Quite often, young married couples with children come in for therapy, relaying to me their busy schedules. The husband and/or wife leave for work, drop off the kids at school, one or the other picks up the kids, takes them to their extracurricular activities, fix dinner, do homework, etc. When I ask, “When do you find time for each other?” they stop and look at each other and say in unison “Never!”
Marriages and families go through a series of developmental stages, one of which is the stage where one or both spouses are focusing on providing for the family income, while at the same time trying to raise healthy children. This stage of development can be particularly overwhelming! Too often, the marriage intimacy gets pushed aside. More than one husband has told me that his wife is too tired to make love, so he doesn’t even try anymore. “My wife is so busy with the kids, I don’t even know if she loves me anymore.” She says “If only he would help me with the chores, or at least let me know he appreciates me!”
Certainly couples should look at their lifestyle and see what can be eliminated in order to make room for more intimacy, however, when there still isn’t a lot of time left, here are a few things couples can do to connect and affirm one another:
1. Writing Love Notes — Regardless of whether it is a special holiday or not, writing a love note to your spouse can be very special and can reaffirm the love that you have for each other.

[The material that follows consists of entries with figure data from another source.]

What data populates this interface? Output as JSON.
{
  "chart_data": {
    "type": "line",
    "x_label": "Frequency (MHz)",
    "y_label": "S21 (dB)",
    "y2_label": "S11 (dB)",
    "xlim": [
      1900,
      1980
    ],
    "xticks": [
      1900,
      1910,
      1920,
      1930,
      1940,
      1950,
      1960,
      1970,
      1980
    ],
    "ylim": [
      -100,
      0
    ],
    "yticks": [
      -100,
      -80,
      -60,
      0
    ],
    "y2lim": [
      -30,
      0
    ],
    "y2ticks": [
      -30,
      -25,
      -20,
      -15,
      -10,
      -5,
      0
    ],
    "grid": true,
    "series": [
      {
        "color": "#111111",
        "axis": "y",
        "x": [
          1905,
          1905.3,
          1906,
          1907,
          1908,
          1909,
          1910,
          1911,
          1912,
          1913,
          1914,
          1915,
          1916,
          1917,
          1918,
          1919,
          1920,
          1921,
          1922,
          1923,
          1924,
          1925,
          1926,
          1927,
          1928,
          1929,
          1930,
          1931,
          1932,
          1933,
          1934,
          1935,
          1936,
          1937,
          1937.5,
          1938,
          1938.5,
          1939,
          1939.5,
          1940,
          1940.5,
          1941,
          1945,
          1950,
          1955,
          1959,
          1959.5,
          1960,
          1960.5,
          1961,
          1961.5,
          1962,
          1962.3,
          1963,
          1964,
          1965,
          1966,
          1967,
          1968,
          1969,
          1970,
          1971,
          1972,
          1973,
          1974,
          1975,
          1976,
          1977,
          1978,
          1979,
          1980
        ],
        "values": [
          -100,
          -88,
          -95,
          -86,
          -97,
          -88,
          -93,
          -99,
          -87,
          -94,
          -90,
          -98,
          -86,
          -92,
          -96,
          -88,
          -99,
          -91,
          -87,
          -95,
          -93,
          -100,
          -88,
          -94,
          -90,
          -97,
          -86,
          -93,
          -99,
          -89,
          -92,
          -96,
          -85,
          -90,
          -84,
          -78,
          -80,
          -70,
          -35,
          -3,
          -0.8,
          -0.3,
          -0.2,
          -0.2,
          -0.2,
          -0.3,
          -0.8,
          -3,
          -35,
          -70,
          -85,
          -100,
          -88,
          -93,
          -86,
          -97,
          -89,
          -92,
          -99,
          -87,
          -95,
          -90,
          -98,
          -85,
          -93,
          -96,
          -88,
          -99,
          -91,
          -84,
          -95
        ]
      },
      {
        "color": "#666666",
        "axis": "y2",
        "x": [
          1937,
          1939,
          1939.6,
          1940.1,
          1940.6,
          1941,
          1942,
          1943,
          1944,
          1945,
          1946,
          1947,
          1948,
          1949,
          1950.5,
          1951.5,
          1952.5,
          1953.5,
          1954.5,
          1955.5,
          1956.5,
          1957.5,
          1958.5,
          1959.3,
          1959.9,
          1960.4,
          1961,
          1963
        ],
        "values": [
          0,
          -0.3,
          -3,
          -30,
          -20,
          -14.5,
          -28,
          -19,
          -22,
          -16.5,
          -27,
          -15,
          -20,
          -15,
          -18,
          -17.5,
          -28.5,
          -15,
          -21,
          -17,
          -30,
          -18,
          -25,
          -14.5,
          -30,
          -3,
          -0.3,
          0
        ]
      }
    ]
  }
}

2. Leave a Fresh Flower at Breakfast — Especially if you are the male in the relationship leaving flowers can prove to be a wonderful way to show your love to your woman. Women adore being reminded of the fact that they are thought of and so giving a single rose for your wife during breakfast “just because” will warm her heart.
3. Toast Each Other at Dinner — Complementing the accomplishments that either of you have made throughout the day, week, or month will provide positive thoughts to both in the relationship. Boosting your spouse’s self-esteem will not only pay off in the long run but it will also provide a feeling of appreciation for both the giver and the receiver!
4. Have Coffee in Bed — The majority of couples enjoy their morning cup of coffee in the kitchen before leaving for work. Making your daily coffee a morning ritual will help you to enjoy the flavorful aroma of the coffee more and to also provide extra time in the morning to enjoy each other. If one is a coffee drinker and the other is not, get up and make the coffee and bring it your spouse while she/he is in bed.
5. Keep on verbalizing “I love you” — Stop for a moment and try to remember why you married this person. Say the words “I love you” out loud, whether you are in the car, on your way out to work, or in bed. Both men and women need to hear that they are loved.
Marriage is an exciting adventure that two individuals embark on together. Having the ability to show one another that you love each other every day will not only help to strengthen your relationship but it will also help to encourage one another to do better in your lives. If you find that connecting to your spouse is a difficult venture then seeking professional couples counseling or therapy will benefit your relationship.